A Scalable and Robust Named Entity Recognition and Linking System for a Clinical Healthcare Knowledge Graph (Sujit Pal, Elsevier Health)

This was my talk. I had originally intended to attend in person but it seemed wasteful to fly across the country to deliver a 5-minute presentation. It did take a bit of planning to present remotely but I learned two useful life lessons.

  1. You can generate a presentation video from MS Powerpoint. Simply create your slides and record a slideshow where you record yourself narrating your presentation. Once done, export as an MP4 and upload to Youtube or other video service.
  2. You can print posters online and have them delivered to someone else.

Huge thanks to my colleague Tom Woodcock who attended in person, and who was kind enough to carry and hang my poster at the conference for me, and who also agreed to present my slideshow for me (although I think that in the end he did not have to). Many thanks also to my ex-colleague Helena Deus (part of the HCLS organizing team), who helped walk me through to a workable solution and was instrumental in my talk being delivered successfully. Also thanks to Leah Walton from the HCLS organizing team, for supporting me in my attempt to present remotely.
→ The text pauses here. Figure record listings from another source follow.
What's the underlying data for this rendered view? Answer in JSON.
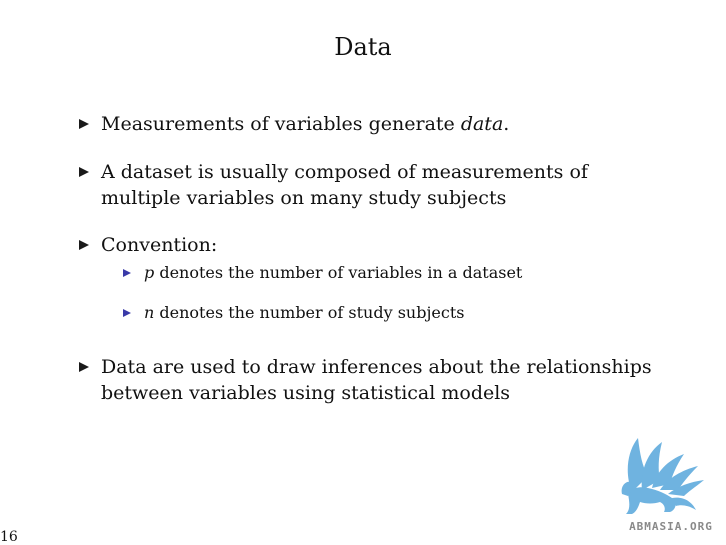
{
  "slide": {
    "title": "Data",
    "page_number": "16",
    "bullets": [
      {
        "pre": "Measurements of variables generate ",
        "em": "data",
        "post": "."
      },
      {
        "line1": "A dataset is usually composed of measurements of",
        "line2": "multiple variables on many study subjects"
      },
      {
        "text": "Convention:"
      },
      {
        "line1": "Data are used to draw inferences about the relationships",
        "line2": "between variables using statistical models"
      }
    ],
    "sub_bullets": [
      {
        "em": "p",
        "post": " denotes the number of variables in a dataset"
      },
      {
        "em": "n",
        "post": " denotes the number of study subjects"
      }
    ],
    "logo_text": "ABMASIA.ORG"
  },
  "colors": {
    "text": "#111111",
    "sub_bullet": "#3a3aa8",
    "logo_blue": "#6fb3e0"
  },
  "icons": {
    "bullet": "triangle-right",
    "logo": "griffin-logo"
  }
}
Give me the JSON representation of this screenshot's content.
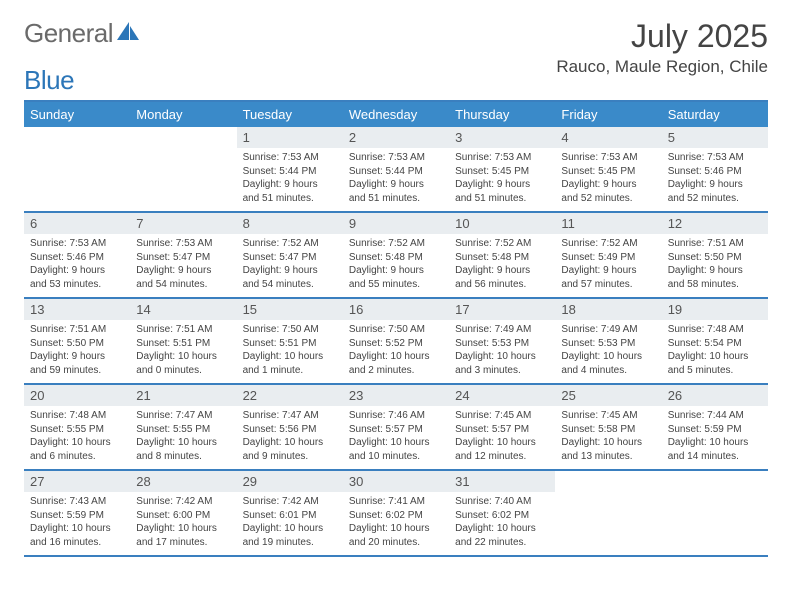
{
  "brand": {
    "text1": "General",
    "text2": "Blue"
  },
  "title": "July 2025",
  "location": "Rauco, Maule Region, Chile",
  "colors": {
    "header_bg": "#3a8ac9",
    "header_border": "#3a7fbf",
    "daynum_bg": "#e9edf0",
    "text": "#444444",
    "logo_gray": "#6a6a6a",
    "logo_blue": "#2c76b8"
  },
  "weekdays": [
    "Sunday",
    "Monday",
    "Tuesday",
    "Wednesday",
    "Thursday",
    "Friday",
    "Saturday"
  ],
  "layout": {
    "columns": 7,
    "rows": 5,
    "first_day_column": 2
  },
  "days": [
    {
      "n": 1,
      "sunrise": "7:53 AM",
      "sunset": "5:44 PM",
      "daylight": "9 hours and 51 minutes."
    },
    {
      "n": 2,
      "sunrise": "7:53 AM",
      "sunset": "5:44 PM",
      "daylight": "9 hours and 51 minutes."
    },
    {
      "n": 3,
      "sunrise": "7:53 AM",
      "sunset": "5:45 PM",
      "daylight": "9 hours and 51 minutes."
    },
    {
      "n": 4,
      "sunrise": "7:53 AM",
      "sunset": "5:45 PM",
      "daylight": "9 hours and 52 minutes."
    },
    {
      "n": 5,
      "sunrise": "7:53 AM",
      "sunset": "5:46 PM",
      "daylight": "9 hours and 52 minutes."
    },
    {
      "n": 6,
      "sunrise": "7:53 AM",
      "sunset": "5:46 PM",
      "daylight": "9 hours and 53 minutes."
    },
    {
      "n": 7,
      "sunrise": "7:53 AM",
      "sunset": "5:47 PM",
      "daylight": "9 hours and 54 minutes."
    },
    {
      "n": 8,
      "sunrise": "7:52 AM",
      "sunset": "5:47 PM",
      "daylight": "9 hours and 54 minutes."
    },
    {
      "n": 9,
      "sunrise": "7:52 AM",
      "sunset": "5:48 PM",
      "daylight": "9 hours and 55 minutes."
    },
    {
      "n": 10,
      "sunrise": "7:52 AM",
      "sunset": "5:48 PM",
      "daylight": "9 hours and 56 minutes."
    },
    {
      "n": 11,
      "sunrise": "7:52 AM",
      "sunset": "5:49 PM",
      "daylight": "9 hours and 57 minutes."
    },
    {
      "n": 12,
      "sunrise": "7:51 AM",
      "sunset": "5:50 PM",
      "daylight": "9 hours and 58 minutes."
    },
    {
      "n": 13,
      "sunrise": "7:51 AM",
      "sunset": "5:50 PM",
      "daylight": "9 hours and 59 minutes."
    },
    {
      "n": 14,
      "sunrise": "7:51 AM",
      "sunset": "5:51 PM",
      "daylight": "10 hours and 0 minutes."
    },
    {
      "n": 15,
      "sunrise": "7:50 AM",
      "sunset": "5:51 PM",
      "daylight": "10 hours and 1 minute."
    },
    {
      "n": 16,
      "sunrise": "7:50 AM",
      "sunset": "5:52 PM",
      "daylight": "10 hours and 2 minutes."
    },
    {
      "n": 17,
      "sunrise": "7:49 AM",
      "sunset": "5:53 PM",
      "daylight": "10 hours and 3 minutes."
    },
    {
      "n": 18,
      "sunrise": "7:49 AM",
      "sunset": "5:53 PM",
      "daylight": "10 hours and 4 minutes."
    },
    {
      "n": 19,
      "sunrise": "7:48 AM",
      "sunset": "5:54 PM",
      "daylight": "10 hours and 5 minutes."
    },
    {
      "n": 20,
      "sunrise": "7:48 AM",
      "sunset": "5:55 PM",
      "daylight": "10 hours and 6 minutes."
    },
    {
      "n": 21,
      "sunrise": "7:47 AM",
      "sunset": "5:55 PM",
      "daylight": "10 hours and 8 minutes."
    },
    {
      "n": 22,
      "sunrise": "7:47 AM",
      "sunset": "5:56 PM",
      "daylight": "10 hours and 9 minutes."
    },
    {
      "n": 23,
      "sunrise": "7:46 AM",
      "sunset": "5:57 PM",
      "daylight": "10 hours and 10 minutes."
    },
    {
      "n": 24,
      "sunrise": "7:45 AM",
      "sunset": "5:57 PM",
      "daylight": "10 hours and 12 minutes."
    },
    {
      "n": 25,
      "sunrise": "7:45 AM",
      "sunset": "5:58 PM",
      "daylight": "10 hours and 13 minutes."
    },
    {
      "n": 26,
      "sunrise": "7:44 AM",
      "sunset": "5:59 PM",
      "daylight": "10 hours and 14 minutes."
    },
    {
      "n": 27,
      "sunrise": "7:43 AM",
      "sunset": "5:59 PM",
      "daylight": "10 hours and 16 minutes."
    },
    {
      "n": 28,
      "sunrise": "7:42 AM",
      "sunset": "6:00 PM",
      "daylight": "10 hours and 17 minutes."
    },
    {
      "n": 29,
      "sunrise": "7:42 AM",
      "sunset": "6:01 PM",
      "daylight": "10 hours and 19 minutes."
    },
    {
      "n": 30,
      "sunrise": "7:41 AM",
      "sunset": "6:02 PM",
      "daylight": "10 hours and 20 minutes."
    },
    {
      "n": 31,
      "sunrise": "7:40 AM",
      "sunset": "6:02 PM",
      "daylight": "10 hours and 22 minutes."
    }
  ],
  "labels": {
    "sunrise": "Sunrise:",
    "sunset": "Sunset:",
    "daylight": "Daylight:"
  }
}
Here is the Youtube video for my 5-minute presentation in case you are interested. It’s a bit high-level since I had only 5 minutes to cover everything, but there is a little more information in the poster below.

Graphs for good – Hypothesis generation for Rare Disease Treatment (Brian Martin, AbbVie)

This presentation revolves around a graph that connects diseases to drugs via disease variants, gene, pathway, gene and compound entities. This was used to find a cure for a rare disease using existing medications. It was later extended to find candidate cures for a group of 20 most neglected diseases worldwide. The speakers verified that results for Dengue fever correlates well with previously known information, thus supporting the veracity of the approach. The paper describing this work is Leveraging a Billion-Edge Knowledge Graph for Drug Re-purposing and Target Prioritization using Genomically-Informed Subgraphs (Martin et al, 2022).

Generating and Querying Graphs with LLM (Brian Martin, Subha Madhavan, Berenice Wulbrecht)

Panel discussion where various strategies for generating and querying graphs using LLMs were discussed. Entertaining (and somewhat predictable) comparisons of Property Graphs vs RDF graphs to Ford and Ferrari automobiles, and how LLMs transform them into Teslas (with its self-driving technology). They also talk about extracting assertions from a corpus of documents to create a KG customized for the corpus, and then using the KG to fact-check the output of the LLM for RAG queries against that corpus.

Overall, I think it was a great conference. Learned a lot, would love to go back and present here in the future, hopefully this time in person.